“Manohar has to find a way to resume Indo-Pak cricket”, says Ehsan Mani


MUMBAI: Former ICC president, Ehsan Mani has welcomed Shahsank Manohar as the International Cricket Council’s new independent Chairman on Thursday. He further warned the former BCCI Chief that there are many challenges ahead of him.

“Look, I don’t know him personally, but he’s been making the right noises so far. However, there’s a long way to go. Presently, world cricket faces some very serious challenges. I am hopeful Manohar is able to provide the right kind of strong leadership which the ICC needs currently,” Ehsan Mani said.

Mani, who held the post of ICC president from 2002 to 2006, said that it will be important for Shashank to restore the Indo-Pakistan cricket, “Manohar has to find a way to resume Indo-Pak cricket, which shouldn’t depend on the political climate of the two countries. He should insist that both have to honour their bilateral commitments.”

He advised the newly appointed ICC boss to visit Pakistan personally and make efforts to bring back international cricket in the country, “He must look to re-start international cricket in Pakistan. He can start on the right note if he himself visits the headquarters of the Pakistan Cricket Board in Lahore. It will send a strong signal that the ICC is convinced about resumption of cricket in Pakistan, which should of course be done after satisfying a security protocol.”

Mani pointed out some of the issues that Manohar needs to address being a key man of the International Cricket Council, “Look at the situation of the game in the West Indies. Even leaders of the CARICOM (an organisation of 15 Caribbean nations and dependencies) have said that the West Indies Cricket Board (WICB) is dysfunctional, and isn’t run professionally. It’s high time that the ICC sits down with cricket officials there to attempt to solve the issues there, and provide it the necessary financial help to hire professionals in their Board and their team.”

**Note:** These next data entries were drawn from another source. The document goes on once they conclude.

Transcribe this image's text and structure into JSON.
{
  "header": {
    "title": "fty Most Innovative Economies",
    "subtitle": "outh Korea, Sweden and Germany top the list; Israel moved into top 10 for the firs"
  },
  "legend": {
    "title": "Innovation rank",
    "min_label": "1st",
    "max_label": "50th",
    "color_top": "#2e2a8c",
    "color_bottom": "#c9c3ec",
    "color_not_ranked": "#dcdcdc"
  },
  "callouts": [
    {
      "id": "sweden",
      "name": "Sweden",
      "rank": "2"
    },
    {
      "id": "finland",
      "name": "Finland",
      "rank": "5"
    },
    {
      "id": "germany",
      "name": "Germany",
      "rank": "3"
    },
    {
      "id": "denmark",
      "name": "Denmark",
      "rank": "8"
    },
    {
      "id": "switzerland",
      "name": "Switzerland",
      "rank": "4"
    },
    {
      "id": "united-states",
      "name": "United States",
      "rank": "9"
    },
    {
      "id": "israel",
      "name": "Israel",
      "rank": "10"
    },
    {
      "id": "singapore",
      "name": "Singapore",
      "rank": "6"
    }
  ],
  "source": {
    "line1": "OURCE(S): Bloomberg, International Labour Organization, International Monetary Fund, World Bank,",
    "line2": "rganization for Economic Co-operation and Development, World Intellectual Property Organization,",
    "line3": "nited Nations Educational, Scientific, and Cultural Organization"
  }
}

He further added that the new ICC Chairman should look to promote cricket and help associate nations in developing the game in their territory, “He has to look at ways in which the ICC can help the associate nations in developing their cricket, including providing crucial funds to them.”

The former ICC President also added that Manohar has to take India in confidence regarding the DRS debate, it is unfair for the game that all nations are following a rule except India, “You can’t have two sets of rules in the game, where everybody is using DRS except India. The DRS has helped us achieve around 98 per cent accuracy in decision-making. I understand the BCCI has concerns about its accuracy, and there can be a healthy debate about it, but if at the end of it, if there is a feeling that it must be implemented universally, then India must fall in line.”

Ehsan Mani praised Shashank Manohar’s decision to distribute revenue among all the full member nations, which was disrupted by the trio of N Srinivasan (former ICC and BCCI chief), Giles Clarke (England and Wales Cricket Board chairman) and James Sutherland (Cricket Australia boss) some time back.

“It is the ‘poor’ cricketing nations which need more money, as compared to the richer ones, like India. This is what the Woolf Committee had suggested, but its report wasn’t even discussed,” said Mani.

Mani suggested that all directors of the Board in the ICC should also be independent similar to the ICC Chairman, “The system of the ICC having an ‘independent’ president (who doesn’t hold any position in his own board) was always there, before Srinivasan altered it. I think all the directors of the Board in the ICC should be ‘independent’ too, like it is in Australia and New Zealand, where the board of directors don’t hold any post in their own association.”

He stated that the ICC Chairman needs to be fair, he recalled his tenure, ““As an ICC chief, you’ve to be fair. During my stint, I put in a system where all the countries would only get funds from the ICC once they showed their audited accounts. I even stopped Pakistan’s funding when the PCB failed to provide this.”